The Different Parts of a Crane

Picture the tallest building you have ever come across. Is it the Burj Khalifa? The Shanghai Tower? Maybe it was the Empire State Boiling. Have you ever stopped to wonder how on earth people construct such skyscrapers? Imagine how high up the construction workers have to move the huge glass panes and heavy steel beams. How do they ferry all those construction materials so far up?

If you have ever witnessed the construction of a building, you are certainly aware that it is usually done with the help of a crane. The machines are specifically used to lift heavy building parts to greater heights. In most big cities, cranes comprise a large proportion of the skyline just like the skyscrapers themselves. But most importantly, how do they work?

Cranes are typically found at sea ports as well as construction sites all over the world. Whenever you visit a major port, you cannot fail to see huge cranes loading and off-loading containers from ships, trucks or train flatbed wagons. The same applies to the construction of tall buildings. Some trucks are also fitted with hydraulic cranes. For someone to operate a crane, he or she must be highly skilled and well trained in addition to understanding all the safety operational procedures. Such requirements aim at preventing major accidents or serious injuries during operation.

Typically, tower cranes stay in a stationary position and hoist heavy loads to greater heights. Steel and concrete beams are too heavy for construction workers to carry up along many flights of stairs. The cranes simplify the job by lifting and carefully loading objects in the required location. The following are the major retail crane parts:

The Mast

The crane mast is the most recognizable feature as well as the most crucial part of the crane. It is the part that lifts or lowers heavy materials. The mast can function in three separate ways, and this defines the specifications of the mast for a particular type of operation.


To be able to function effectively, the mast needs to be supported by a heavy base.This base is known as the outrigger. The outrigger offers the necessary balance and stability to stop the crane from tipping or overturning. It is usually composed of 3 parts: the leg or beam; the foot or pad, and in some cases, a float.

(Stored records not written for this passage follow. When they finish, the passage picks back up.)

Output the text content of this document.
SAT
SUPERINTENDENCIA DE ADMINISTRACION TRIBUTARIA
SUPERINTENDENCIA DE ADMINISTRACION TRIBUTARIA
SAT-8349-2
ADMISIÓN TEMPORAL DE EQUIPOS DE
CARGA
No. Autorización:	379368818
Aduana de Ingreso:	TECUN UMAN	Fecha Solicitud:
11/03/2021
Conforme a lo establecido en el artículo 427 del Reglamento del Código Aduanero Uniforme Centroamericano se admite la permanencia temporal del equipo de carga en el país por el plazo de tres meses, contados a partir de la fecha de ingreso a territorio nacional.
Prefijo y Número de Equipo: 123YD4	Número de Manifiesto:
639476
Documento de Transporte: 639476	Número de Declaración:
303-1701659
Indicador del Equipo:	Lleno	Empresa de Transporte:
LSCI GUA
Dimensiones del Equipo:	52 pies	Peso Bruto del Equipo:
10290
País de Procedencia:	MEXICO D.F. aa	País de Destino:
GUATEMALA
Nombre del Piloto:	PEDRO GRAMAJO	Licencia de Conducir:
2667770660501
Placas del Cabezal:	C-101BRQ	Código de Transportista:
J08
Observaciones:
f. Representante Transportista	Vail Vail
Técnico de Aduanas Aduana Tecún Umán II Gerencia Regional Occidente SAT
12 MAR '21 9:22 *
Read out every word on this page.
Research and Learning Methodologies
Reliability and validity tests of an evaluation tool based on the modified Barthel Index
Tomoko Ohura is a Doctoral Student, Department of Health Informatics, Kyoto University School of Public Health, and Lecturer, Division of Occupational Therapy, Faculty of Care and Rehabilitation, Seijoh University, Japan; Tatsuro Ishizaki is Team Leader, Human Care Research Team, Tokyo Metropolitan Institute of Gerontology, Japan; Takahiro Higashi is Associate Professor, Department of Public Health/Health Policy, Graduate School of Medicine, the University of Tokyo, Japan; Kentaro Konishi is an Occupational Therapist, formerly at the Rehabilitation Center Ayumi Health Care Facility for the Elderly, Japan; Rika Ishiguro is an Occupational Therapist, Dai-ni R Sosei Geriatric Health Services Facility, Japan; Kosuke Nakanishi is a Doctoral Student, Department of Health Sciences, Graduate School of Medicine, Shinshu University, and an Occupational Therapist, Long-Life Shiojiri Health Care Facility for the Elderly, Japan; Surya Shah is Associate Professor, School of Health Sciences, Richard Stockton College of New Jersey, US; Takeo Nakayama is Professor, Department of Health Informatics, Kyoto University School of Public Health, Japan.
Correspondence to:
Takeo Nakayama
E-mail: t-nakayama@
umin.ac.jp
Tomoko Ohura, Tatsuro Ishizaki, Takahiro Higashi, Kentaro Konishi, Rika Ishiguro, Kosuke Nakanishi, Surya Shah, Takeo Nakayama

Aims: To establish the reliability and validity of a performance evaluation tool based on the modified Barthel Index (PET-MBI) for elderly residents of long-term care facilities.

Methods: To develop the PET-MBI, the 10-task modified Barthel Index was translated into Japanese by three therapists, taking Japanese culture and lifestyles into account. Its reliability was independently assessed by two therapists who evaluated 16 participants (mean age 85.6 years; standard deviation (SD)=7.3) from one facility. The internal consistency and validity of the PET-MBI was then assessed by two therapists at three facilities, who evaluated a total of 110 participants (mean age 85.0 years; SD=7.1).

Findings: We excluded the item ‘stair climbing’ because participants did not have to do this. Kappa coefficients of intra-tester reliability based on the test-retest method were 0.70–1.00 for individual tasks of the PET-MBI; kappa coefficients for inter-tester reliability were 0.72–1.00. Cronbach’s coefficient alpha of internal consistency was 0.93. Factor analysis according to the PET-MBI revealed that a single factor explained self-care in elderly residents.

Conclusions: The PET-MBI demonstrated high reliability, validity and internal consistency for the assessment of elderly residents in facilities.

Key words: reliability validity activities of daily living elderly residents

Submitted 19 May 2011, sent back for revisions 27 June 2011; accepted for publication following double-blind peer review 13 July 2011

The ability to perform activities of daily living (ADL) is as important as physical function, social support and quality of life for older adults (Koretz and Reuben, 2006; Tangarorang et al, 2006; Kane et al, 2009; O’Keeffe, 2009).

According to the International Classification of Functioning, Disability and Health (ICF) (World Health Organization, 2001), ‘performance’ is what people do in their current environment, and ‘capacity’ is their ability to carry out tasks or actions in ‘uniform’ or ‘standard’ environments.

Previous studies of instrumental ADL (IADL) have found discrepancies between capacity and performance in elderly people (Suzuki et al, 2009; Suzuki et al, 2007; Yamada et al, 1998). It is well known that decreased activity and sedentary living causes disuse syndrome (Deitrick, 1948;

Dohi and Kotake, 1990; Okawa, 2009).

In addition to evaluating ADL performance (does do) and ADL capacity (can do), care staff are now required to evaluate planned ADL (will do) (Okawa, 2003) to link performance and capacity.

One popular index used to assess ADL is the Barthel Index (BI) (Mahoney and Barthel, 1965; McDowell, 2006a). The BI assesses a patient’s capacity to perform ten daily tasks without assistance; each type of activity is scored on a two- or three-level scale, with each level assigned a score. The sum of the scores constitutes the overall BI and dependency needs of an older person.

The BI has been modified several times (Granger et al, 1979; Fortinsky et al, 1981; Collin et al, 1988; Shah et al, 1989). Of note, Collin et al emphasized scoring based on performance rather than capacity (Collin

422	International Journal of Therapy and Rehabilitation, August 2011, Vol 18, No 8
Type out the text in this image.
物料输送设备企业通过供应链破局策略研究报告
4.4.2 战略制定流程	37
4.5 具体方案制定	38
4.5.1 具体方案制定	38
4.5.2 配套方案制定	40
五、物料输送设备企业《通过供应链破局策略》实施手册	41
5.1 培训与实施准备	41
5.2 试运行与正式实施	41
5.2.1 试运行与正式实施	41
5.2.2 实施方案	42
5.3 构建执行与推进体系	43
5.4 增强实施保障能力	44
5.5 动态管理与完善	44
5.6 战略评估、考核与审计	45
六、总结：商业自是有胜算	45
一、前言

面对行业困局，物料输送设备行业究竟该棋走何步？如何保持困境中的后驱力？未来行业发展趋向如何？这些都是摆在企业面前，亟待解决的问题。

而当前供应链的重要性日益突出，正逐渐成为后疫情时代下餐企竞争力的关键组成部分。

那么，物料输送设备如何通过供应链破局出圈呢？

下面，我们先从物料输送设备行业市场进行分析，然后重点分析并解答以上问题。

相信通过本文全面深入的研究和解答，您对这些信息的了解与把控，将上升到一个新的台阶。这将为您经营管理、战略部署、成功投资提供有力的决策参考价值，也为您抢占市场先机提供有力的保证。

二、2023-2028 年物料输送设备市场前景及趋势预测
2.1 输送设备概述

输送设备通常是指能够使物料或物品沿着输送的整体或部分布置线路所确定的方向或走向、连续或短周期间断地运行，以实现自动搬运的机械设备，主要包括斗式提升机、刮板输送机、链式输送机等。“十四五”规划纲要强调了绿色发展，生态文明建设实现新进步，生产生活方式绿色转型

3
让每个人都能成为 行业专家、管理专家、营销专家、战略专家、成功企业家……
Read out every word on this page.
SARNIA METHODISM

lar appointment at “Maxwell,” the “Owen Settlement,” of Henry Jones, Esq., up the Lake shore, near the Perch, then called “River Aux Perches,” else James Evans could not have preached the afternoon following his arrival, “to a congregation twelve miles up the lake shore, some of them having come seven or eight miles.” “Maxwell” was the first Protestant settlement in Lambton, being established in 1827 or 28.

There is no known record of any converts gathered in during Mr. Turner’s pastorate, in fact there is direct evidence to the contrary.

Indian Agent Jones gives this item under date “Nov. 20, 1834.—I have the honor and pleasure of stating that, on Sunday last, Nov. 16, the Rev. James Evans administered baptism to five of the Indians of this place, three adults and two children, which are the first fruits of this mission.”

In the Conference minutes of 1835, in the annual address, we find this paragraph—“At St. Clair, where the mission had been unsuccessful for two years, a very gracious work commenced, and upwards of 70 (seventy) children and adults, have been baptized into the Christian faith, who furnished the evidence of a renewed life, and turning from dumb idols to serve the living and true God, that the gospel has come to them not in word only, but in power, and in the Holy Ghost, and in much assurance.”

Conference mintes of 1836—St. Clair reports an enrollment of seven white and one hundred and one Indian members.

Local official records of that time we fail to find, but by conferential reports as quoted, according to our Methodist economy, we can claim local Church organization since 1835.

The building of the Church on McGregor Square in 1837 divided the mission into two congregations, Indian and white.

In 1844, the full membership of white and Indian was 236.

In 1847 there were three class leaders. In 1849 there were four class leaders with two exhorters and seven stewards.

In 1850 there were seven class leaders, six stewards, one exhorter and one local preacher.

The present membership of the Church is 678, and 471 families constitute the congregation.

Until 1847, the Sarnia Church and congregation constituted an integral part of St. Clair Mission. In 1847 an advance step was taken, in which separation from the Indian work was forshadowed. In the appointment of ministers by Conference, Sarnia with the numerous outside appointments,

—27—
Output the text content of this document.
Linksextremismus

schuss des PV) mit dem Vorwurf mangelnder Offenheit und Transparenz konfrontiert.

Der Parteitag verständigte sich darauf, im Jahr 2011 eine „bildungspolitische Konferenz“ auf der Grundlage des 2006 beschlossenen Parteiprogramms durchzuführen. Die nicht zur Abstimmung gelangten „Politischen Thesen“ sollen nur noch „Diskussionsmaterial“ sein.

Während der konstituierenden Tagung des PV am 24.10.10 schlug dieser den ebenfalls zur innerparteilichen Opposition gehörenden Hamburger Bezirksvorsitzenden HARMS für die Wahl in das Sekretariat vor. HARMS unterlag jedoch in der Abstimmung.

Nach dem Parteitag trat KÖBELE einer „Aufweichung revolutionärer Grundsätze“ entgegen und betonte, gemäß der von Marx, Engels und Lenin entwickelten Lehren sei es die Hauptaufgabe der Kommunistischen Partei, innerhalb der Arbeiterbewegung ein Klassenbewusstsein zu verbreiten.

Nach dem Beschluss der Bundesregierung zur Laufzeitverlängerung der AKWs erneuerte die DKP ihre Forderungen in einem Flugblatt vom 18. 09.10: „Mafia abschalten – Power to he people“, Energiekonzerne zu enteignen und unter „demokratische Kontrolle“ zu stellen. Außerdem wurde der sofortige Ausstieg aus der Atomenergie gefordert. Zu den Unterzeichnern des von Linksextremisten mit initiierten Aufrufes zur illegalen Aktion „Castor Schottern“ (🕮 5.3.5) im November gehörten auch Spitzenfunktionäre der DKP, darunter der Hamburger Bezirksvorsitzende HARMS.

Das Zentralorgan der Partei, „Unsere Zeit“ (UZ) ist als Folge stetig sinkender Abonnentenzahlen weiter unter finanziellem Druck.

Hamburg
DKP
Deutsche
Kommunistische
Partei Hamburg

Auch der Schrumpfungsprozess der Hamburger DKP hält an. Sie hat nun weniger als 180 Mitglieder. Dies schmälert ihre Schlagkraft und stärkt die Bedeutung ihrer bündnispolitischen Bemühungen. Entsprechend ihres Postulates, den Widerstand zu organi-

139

The crane beam extends towards the foot, which lies on the ground. An optional float can also be placed underneath the foot in order to provide a base that has a bigger area than the pad. This assists in spreading the load’s weight particularly when mounted on a pavement or concrete.

The Rotex Gear

The rotex gear is positioned just under the crane cabin. It allows the cabin to turn or rotate the boom through a hydraulic motor.


A jib refers to the extension of the mast that telescopes or extends in order to increase the length of the mast hence boosting the lifting capacity.

Crane Cabin

Also known as the operator’s cab, the crane cabin is a housing that is attached to the upper part of the deck, right over the rotex gear that enables the turning of the cabin. The operator sits on the chair and controls the crane through separate joysticks that control forward-to-aft as well as left-to-right movement of the mast. The foot pedals control the pump pressure of the rotex gear in addition to the telescoping of the mast.

Detachable Counterweights

These are huge concrete weights placed at the back of the crane. They help to stabilize the crane during lifting operations. Usually, there is a certain formula applied to determine the amount of counterweight needed. This takes into account the mast radius, operational angle and load weight.

So that is a brief summary of the primary retail crane parts. Cranes are a combination of simple machines for the purpose of lifting very heavy loads. They also make use of pulleys.